Privileged Access Management is all about protecting the user/service accounts with elevated permissions to critical network resources. Our PAM solutions when implemented provide organizations, the best pre-emptive line of defense against lateral movement of the threat actors in the corporate network.

Beyond Standard User

In an enterprise environment, “privileged access” is a term used to designate special access or abilities above and beyond that of a standard user. Privileged access allows organizations to secure their infrastructure and applications, run business efficiently and maintain the confidentiality of sensitive data and critical infrastructure.

Privileged access can be associated with human users as well as non-human users such as applications and machine identities.

Privileged access used by humans:

Super User Account

A powerful account used by IT system administrators that can be used to make configurations to a system or application, add or remove users or delete data.

Local Administrative Account

This account is located on an endpoint or workstation and uses a combination of a username and password. It helps people access and make changes to their local machines or devices.

Emergency Account

This account provides users with administrative access to secure systems in the case of an emergency. It is sometimes referred to as firecall or break glass account.

Domain Administrative Account

An account providing privileged administrative access across all workstations and servers within a network domain. These accounts are typically few in number, but they provide the most extensive and robust access across the network.

Secure Socket Shell (SSH) key

SSH keys are heavily used access control protocols that provide direct root access to critical systems. Root is the username or account that, by default, has access to all commands and files on a Linux or other Unix-like operating system.

Privileged Business User

Is someone who works outside of IT, but has access to sensitive systems. This could include someone who needs access to finance, human resources (HR) or marketing systems.

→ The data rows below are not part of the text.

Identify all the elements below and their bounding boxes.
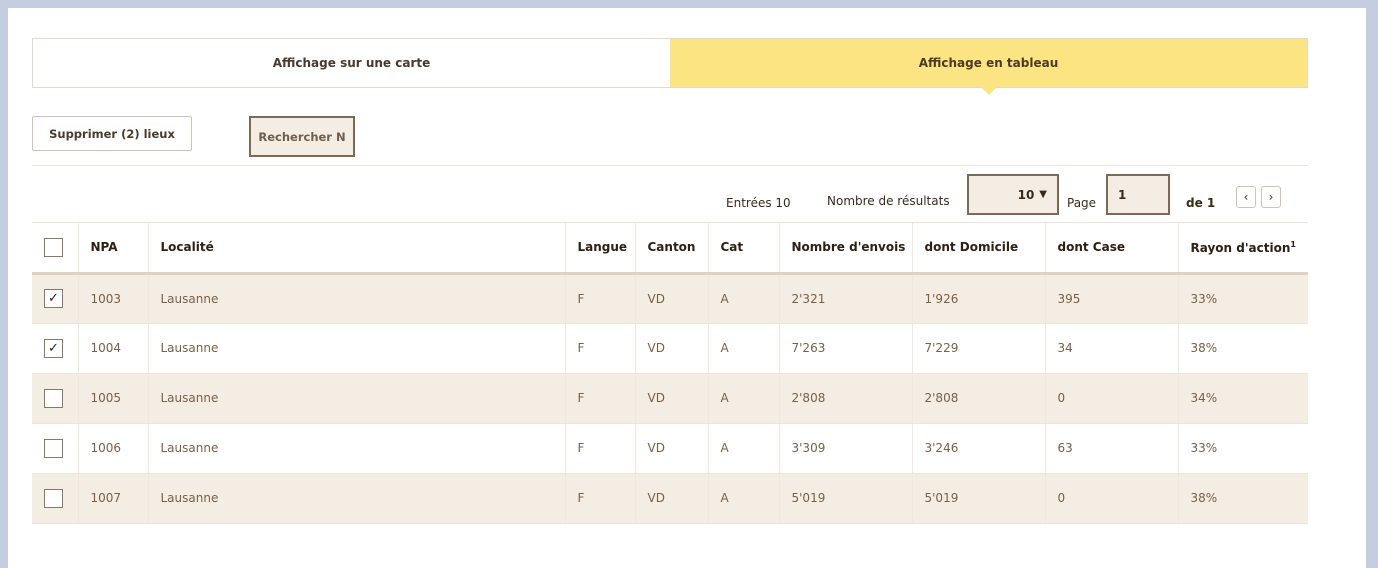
table-header-row: NPA Localité Langue Canton Cat Nombre d'… <box>32 223 1308 275</box>
cell-case: 0 <box>1045 473 1179 524</box>
entries-count: Entrées 10 <box>726 196 791 210</box>
cell-langue: F <box>565 473 636 524</box>
tab-table-view-label: Affichage en tableau <box>918 56 1059 70</box>
cell-canton: VD <box>635 373 709 424</box>
col-header-case[interactable]: dont Case <box>1045 223 1179 275</box>
row-checkbox[interactable] <box>44 388 63 408</box>
search-button[interactable]: Rechercher N <box>249 116 355 157</box>
col-header-domicile[interactable]: dont Domicile <box>912 223 1046 275</box>
results-per-page-value: 10 <box>1017 187 1035 202</box>
table-row: 1005 Lausanne F VD A 2'808 2'808 0 34% <box>32 373 1308 424</box>
cell-npa: 1006 <box>78 423 149 474</box>
table-row: 1007 Lausanne F VD A 5'019 5'019 0 38% <box>32 473 1308 524</box>
col-header-canton[interactable]: Canton <box>635 223 709 275</box>
header-select-all <box>32 223 79 275</box>
cell-cat: A <box>708 473 780 524</box>
cell-rayon: 38% <box>1178 473 1308 524</box>
cell-canton: VD <box>635 473 709 524</box>
cell-case: 34 <box>1045 323 1179 374</box>
cell-rayon: 38% <box>1178 323 1308 374</box>
cell-npa: 1005 <box>78 373 149 424</box>
results-table: NPA Localité Langue Canton Cat Nombre d'… <box>32 223 1308 524</box>
cell-cat: A <box>708 373 780 424</box>
cell-case: 0 <box>1045 373 1179 424</box>
cell-rayon: 33% <box>1178 273 1308 324</box>
view-toggle: Affichage sur une carte Affichage en tab… <box>32 38 1308 95</box>
col-header-rayon[interactable]: Rayon d'action1 <box>1178 223 1308 275</box>
col-header-envois[interactable]: Nombre d'envois <box>779 223 913 275</box>
cell-localite: Lausanne <box>148 423 566 474</box>
cell-domicile: 3'246 <box>912 423 1046 474</box>
cell-case: 395 <box>1045 273 1179 324</box>
cell-envois: 7'263 <box>779 323 913 374</box>
cell-domicile: 2'808 <box>912 373 1046 424</box>
row-checkbox[interactable] <box>44 488 63 508</box>
page-total: de 1 <box>1186 196 1216 210</box>
cell-localite: Lausanne <box>148 473 566 524</box>
tab-map-view-label: Affichage sur une carte <box>272 56 431 70</box>
cell-envois: 2'321 <box>779 273 913 324</box>
cell-envois: 2'808 <box>779 373 913 424</box>
footnote-marker: 1 <box>1290 239 1296 249</box>
cell-case: 63 <box>1045 423 1179 474</box>
cell-envois: 5'019 <box>779 473 913 524</box>
col-header-localite[interactable]: Localité <box>148 223 566 275</box>
chevron-right-icon: › <box>1268 190 1274 204</box>
chevron-left-icon: ‹ <box>1243 190 1249 204</box>
next-page-button[interactable]: › <box>1261 186 1281 208</box>
delete-places-button[interactable]: Supprimer (2) lieux <box>32 116 192 151</box>
cell-canton: VD <box>635 323 709 374</box>
divider <box>32 165 1308 166</box>
page-number-input[interactable] <box>1106 174 1170 215</box>
row-checkbox[interactable]: ✓ <box>44 289 63 308</box>
cell-npa: 1004 <box>78 323 149 374</box>
cell-canton: VD <box>635 423 709 474</box>
cell-localite: Lausanne <box>148 323 566 374</box>
cell-localite: Lausanne <box>148 373 566 424</box>
cell-cat: A <box>708 423 780 474</box>
col-header-cat[interactable]: Cat <box>708 223 780 275</box>
cell-langue: F <box>565 323 636 374</box>
cell-cat: A <box>708 323 780 374</box>
results-per-page-select[interactable]: 10 ▼ <box>967 174 1059 215</box>
prev-page-button[interactable]: ‹ <box>1236 186 1256 208</box>
table-row: ✓ 1004 Lausanne F VD A 7'263 7'229 34 38… <box>32 323 1308 374</box>
cell-rayon: 33% <box>1178 423 1308 474</box>
select-all-checkbox[interactable] <box>44 237 63 257</box>
row-checkbox[interactable]: ✓ <box>44 338 63 358</box>
cell-langue: F <box>565 373 636 424</box>
caret-down-icon: ▼ <box>1039 189 1047 200</box>
page-label: Page <box>1067 196 1097 210</box>
tab-table-view[interactable]: Affichage en tableau <box>670 39 1307 95</box>
col-header-npa[interactable]: NPA <box>78 223 149 275</box>
cell-domicile: 7'229 <box>912 323 1046 374</box>
row-checkbox[interactable] <box>44 438 63 458</box>
cell-canton: VD <box>635 273 709 324</box>
cell-domicile: 5'019 <box>912 473 1046 524</box>
cell-cat: A <box>708 273 780 324</box>
cell-rayon: 34% <box>1178 373 1308 424</box>
cell-localite: Lausanne <box>148 273 566 324</box>
table-row: ✓ 1003 Lausanne F VD A 2'321 1'926 395 3… <box>32 273 1308 324</box>
cell-npa: 1003 <box>78 273 149 324</box>
cell-langue: F <box>565 423 636 474</box>
tab-map-view[interactable]: Affichage sur une carte <box>33 39 670 87</box>
table-row: 1006 Lausanne F VD A 3'309 3'246 63 33% <box>32 423 1308 474</box>
cell-envois: 3'309 <box>779 423 913 474</box>
col-header-langue[interactable]: Langue <box>565 223 636 275</box>
cell-langue: F <box>565 273 636 324</box>
results-per-page-label: Nombre de résultats <box>827 194 950 208</box>
cell-npa: 1007 <box>78 473 149 524</box>
col-header-rayon-label: Rayon d'action <box>1190 240 1291 255</box>
cell-domicile: 1'926 <box>912 273 1046 324</box>
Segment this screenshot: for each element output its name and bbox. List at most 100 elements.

Non-human privileged access:

Application Account

A privileged account that’s specific to the application software and is typically used to administer, configure or manage access to the application software.

SSH Key

As outlined above). SSH keys are also used by automated processes.

Service Account

An account that an application or service uses to interact with the operating system. Services use these accounts to access and make changes to the operating system or the configuration.

Secret

Used by development and operations (DevOps) team often as a catch-all term that refers to SSH keys, application program interface (API) keys and other credentials used by DevOps teams to provide privileged access.